The group will include Royal Navy warships, F-35 jets and helicopters in what has been dubbed “Operation Firecrest,” the ministry of defense said in a statement.
It will be a “powerful show of force … to deter Russian aggression and protect vital undersea infrastructure.”
The HMS Prince of Wales is the Royal Navy’s largest warship and US aircraft are also expected to operate from its deck.
The operation will involve thousands of personnel from all three services of the Armed Forces, the MoD statement added.
“The deployment will include activity under NATO’s Arctic Sentry mission, launched this week, strengthening the Alliance’s security in a region where melting sea ice is opening new routes and increasing threat from hostile state activity,” the ministry said.
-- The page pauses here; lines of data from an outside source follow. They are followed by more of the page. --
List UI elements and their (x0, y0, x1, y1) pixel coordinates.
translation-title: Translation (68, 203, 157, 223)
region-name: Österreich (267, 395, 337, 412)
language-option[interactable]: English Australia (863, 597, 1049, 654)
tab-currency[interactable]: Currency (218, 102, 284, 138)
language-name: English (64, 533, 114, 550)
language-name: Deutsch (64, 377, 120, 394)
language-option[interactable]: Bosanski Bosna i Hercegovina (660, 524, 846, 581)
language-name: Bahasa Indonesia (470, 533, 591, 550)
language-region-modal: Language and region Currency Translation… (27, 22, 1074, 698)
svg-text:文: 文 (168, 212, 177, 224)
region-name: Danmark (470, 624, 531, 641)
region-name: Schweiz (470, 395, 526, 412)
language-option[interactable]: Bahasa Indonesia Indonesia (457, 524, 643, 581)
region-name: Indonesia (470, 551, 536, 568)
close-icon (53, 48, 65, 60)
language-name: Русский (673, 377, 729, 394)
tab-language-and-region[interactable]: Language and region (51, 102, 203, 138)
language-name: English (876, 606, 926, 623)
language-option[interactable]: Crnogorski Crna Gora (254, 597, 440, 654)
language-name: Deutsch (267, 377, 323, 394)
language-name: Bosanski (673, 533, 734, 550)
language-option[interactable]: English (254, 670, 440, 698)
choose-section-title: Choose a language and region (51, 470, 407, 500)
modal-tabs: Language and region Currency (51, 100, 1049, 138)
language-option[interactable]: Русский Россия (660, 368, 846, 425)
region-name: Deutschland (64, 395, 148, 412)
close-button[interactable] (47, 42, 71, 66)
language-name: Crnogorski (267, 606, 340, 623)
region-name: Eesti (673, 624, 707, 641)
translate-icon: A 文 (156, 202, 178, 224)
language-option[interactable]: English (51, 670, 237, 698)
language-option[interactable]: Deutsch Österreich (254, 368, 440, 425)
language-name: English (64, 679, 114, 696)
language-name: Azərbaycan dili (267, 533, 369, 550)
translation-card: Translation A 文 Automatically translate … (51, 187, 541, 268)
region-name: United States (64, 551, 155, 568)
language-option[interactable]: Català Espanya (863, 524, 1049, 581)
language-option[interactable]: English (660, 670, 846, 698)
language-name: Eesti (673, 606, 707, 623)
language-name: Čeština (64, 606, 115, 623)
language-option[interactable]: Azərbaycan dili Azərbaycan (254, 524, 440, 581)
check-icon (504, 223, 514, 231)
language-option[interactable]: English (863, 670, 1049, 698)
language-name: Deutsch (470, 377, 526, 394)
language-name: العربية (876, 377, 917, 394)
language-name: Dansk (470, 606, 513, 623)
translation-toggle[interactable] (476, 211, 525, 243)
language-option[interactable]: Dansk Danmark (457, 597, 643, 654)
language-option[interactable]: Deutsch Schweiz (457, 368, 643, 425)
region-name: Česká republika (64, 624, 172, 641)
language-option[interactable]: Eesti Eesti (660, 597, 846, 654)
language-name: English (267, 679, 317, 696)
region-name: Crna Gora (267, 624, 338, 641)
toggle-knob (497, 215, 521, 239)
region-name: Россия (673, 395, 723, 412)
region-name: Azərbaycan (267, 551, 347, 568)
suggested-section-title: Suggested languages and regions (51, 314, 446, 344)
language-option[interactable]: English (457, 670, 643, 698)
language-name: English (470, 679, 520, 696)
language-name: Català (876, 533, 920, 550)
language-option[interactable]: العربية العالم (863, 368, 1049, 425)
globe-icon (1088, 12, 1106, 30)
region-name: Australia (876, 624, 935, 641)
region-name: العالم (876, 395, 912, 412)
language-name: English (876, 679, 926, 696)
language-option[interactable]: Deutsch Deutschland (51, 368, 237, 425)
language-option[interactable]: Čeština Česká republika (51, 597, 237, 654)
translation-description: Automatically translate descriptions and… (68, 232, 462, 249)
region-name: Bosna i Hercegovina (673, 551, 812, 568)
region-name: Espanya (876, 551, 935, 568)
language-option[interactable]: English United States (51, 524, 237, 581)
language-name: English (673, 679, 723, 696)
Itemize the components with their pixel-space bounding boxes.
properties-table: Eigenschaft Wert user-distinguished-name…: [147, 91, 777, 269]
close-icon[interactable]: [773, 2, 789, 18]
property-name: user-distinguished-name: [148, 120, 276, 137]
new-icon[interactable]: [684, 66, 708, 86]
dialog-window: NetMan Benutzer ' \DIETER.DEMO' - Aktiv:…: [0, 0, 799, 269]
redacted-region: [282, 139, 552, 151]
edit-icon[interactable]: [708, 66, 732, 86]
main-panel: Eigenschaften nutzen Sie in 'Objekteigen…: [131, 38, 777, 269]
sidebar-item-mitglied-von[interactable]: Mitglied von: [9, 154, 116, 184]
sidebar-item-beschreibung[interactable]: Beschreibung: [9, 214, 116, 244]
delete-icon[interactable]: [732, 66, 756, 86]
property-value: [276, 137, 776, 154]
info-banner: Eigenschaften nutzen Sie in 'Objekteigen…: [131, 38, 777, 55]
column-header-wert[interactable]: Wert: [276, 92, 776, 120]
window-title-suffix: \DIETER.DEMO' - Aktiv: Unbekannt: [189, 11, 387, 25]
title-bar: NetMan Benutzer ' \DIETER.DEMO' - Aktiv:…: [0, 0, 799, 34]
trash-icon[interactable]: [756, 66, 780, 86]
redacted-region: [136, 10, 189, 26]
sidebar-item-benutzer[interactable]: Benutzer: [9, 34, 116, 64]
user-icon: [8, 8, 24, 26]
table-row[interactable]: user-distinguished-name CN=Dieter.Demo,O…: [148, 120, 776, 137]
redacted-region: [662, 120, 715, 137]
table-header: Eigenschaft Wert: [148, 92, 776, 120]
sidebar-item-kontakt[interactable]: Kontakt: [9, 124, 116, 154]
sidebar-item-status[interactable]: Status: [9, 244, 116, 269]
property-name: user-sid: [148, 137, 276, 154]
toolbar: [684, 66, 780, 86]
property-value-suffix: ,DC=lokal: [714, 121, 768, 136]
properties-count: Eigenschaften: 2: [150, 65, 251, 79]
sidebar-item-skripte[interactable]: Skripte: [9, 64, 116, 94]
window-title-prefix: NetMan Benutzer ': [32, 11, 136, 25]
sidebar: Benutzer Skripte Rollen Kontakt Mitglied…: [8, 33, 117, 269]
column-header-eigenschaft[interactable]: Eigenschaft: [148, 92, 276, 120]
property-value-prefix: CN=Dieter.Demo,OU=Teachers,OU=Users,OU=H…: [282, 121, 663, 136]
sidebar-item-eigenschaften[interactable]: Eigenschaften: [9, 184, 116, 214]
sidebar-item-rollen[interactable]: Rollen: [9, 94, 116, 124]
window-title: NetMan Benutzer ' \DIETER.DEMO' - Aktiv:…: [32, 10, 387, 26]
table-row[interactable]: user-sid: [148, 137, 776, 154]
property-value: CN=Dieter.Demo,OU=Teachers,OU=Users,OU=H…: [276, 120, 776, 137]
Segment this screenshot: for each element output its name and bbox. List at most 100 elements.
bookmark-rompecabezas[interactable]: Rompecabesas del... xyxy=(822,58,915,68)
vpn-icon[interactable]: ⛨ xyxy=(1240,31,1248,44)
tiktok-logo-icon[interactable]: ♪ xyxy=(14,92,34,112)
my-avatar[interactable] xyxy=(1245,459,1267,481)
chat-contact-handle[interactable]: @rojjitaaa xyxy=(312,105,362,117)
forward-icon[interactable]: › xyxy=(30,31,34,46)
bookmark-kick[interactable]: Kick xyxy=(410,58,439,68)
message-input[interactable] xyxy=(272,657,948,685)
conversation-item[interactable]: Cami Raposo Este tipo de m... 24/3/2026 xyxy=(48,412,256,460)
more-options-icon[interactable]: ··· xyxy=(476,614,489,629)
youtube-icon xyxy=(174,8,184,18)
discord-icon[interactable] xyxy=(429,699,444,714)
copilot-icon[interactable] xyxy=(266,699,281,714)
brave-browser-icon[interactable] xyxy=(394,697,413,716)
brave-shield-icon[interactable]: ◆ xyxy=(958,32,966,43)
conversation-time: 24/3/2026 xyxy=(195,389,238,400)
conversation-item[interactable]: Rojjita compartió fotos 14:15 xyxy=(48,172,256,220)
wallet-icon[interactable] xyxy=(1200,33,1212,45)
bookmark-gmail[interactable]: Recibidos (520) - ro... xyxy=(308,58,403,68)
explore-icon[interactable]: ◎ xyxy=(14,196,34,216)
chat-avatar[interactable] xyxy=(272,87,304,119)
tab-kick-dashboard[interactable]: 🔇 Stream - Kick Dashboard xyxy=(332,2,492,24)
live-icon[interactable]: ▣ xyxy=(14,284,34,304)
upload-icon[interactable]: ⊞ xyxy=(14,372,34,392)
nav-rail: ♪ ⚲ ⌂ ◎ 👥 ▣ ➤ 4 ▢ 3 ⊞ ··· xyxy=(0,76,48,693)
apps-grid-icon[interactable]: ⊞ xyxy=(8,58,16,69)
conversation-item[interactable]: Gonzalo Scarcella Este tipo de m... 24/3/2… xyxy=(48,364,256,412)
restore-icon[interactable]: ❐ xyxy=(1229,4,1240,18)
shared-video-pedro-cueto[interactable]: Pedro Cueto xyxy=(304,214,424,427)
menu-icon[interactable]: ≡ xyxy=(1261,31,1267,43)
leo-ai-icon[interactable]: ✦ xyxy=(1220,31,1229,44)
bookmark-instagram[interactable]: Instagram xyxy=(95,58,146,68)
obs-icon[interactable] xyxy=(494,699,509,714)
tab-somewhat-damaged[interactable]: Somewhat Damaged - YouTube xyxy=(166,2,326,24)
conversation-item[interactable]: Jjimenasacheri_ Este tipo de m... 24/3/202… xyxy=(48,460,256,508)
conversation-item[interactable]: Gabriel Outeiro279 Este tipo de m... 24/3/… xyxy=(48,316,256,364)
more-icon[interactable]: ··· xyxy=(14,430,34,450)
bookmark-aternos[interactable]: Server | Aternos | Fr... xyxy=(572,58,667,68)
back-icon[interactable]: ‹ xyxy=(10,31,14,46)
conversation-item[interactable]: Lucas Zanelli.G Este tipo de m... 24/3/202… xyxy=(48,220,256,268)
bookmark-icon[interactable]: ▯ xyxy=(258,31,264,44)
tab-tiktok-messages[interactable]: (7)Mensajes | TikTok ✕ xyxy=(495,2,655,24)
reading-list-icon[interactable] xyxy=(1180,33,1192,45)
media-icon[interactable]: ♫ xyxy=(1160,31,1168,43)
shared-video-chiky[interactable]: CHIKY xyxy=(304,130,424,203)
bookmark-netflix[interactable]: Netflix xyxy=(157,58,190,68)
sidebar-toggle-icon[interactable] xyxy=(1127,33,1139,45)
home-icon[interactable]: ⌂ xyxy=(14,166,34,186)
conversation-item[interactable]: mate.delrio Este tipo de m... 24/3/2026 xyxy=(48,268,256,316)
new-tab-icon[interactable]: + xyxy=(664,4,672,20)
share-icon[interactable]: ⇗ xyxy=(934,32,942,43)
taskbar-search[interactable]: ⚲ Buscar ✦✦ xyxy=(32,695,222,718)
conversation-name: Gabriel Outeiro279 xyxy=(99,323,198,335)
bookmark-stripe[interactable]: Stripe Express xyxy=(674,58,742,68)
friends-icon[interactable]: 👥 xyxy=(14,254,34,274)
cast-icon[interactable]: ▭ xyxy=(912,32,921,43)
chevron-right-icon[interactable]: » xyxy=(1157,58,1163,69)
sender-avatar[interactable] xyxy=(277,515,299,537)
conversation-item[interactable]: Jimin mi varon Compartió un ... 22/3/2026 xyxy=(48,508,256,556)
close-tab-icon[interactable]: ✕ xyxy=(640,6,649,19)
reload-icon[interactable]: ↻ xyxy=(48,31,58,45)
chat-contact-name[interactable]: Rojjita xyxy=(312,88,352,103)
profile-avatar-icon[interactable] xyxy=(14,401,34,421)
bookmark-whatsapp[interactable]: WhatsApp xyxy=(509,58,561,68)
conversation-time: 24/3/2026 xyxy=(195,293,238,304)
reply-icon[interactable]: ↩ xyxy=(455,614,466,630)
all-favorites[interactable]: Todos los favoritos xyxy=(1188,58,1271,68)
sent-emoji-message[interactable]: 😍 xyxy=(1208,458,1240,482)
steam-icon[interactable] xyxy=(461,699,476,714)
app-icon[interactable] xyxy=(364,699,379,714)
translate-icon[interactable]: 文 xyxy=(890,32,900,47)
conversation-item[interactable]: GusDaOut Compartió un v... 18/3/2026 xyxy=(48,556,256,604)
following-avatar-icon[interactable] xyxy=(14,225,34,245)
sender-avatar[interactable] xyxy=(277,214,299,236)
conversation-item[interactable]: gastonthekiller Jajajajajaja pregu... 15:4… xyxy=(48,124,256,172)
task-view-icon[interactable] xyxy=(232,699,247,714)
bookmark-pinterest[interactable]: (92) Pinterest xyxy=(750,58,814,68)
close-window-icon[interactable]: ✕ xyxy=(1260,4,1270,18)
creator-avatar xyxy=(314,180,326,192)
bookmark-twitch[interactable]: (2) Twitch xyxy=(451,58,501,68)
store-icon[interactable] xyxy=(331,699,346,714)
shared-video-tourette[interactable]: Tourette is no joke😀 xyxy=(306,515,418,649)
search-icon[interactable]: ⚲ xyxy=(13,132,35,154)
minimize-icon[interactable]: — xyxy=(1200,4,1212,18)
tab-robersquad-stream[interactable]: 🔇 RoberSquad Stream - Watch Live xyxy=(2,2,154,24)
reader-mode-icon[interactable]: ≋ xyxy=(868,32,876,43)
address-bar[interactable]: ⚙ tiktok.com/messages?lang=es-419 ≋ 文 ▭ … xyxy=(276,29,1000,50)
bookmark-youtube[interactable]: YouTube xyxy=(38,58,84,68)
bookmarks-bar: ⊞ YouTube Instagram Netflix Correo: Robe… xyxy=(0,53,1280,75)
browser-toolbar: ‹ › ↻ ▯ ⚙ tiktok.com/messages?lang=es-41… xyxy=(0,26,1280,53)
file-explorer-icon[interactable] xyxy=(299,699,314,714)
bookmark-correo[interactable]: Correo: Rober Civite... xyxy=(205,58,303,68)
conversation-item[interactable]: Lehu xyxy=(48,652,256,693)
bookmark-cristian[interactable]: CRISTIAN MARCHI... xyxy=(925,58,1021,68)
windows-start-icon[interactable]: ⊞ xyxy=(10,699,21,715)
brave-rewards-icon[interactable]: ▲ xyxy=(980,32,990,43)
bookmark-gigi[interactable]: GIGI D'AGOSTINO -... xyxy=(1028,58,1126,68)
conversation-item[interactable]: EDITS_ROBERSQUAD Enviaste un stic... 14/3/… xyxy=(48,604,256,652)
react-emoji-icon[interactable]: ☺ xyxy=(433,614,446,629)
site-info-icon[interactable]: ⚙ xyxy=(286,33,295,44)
France has also announced that it will deploy its aircraft carrier group in the region in 2026.
Starmer told the Munich conference that Britain must be “ready to fight.”
Leaders must not dither as “Russia has proved its appetite for aggression,” he said.
“The road ahead is straight and it is clear. We must build our hard power, because that is the currency of the age,” he added.
“We must be able to deter aggression, and, yes, if necessary, we must be ready to fight.”
The defense ministry said the deployment would reinforce “NATO’s deterrence at a time of rising Russian threats in the region.”
It added that “over the past two years, there has been a 30 percent increase in Russian navy vessels threatening UK waters.”
US President Donald Trump has also unnerved European countries by saying Greenland, an autonomous Danish territory in the Arctic, should come under US control.
Trump said last month however that an understanding had been reached with NATO secretary general Mark Rutte that would give the United States greater influence in the mineral-rich and strategically placed territory.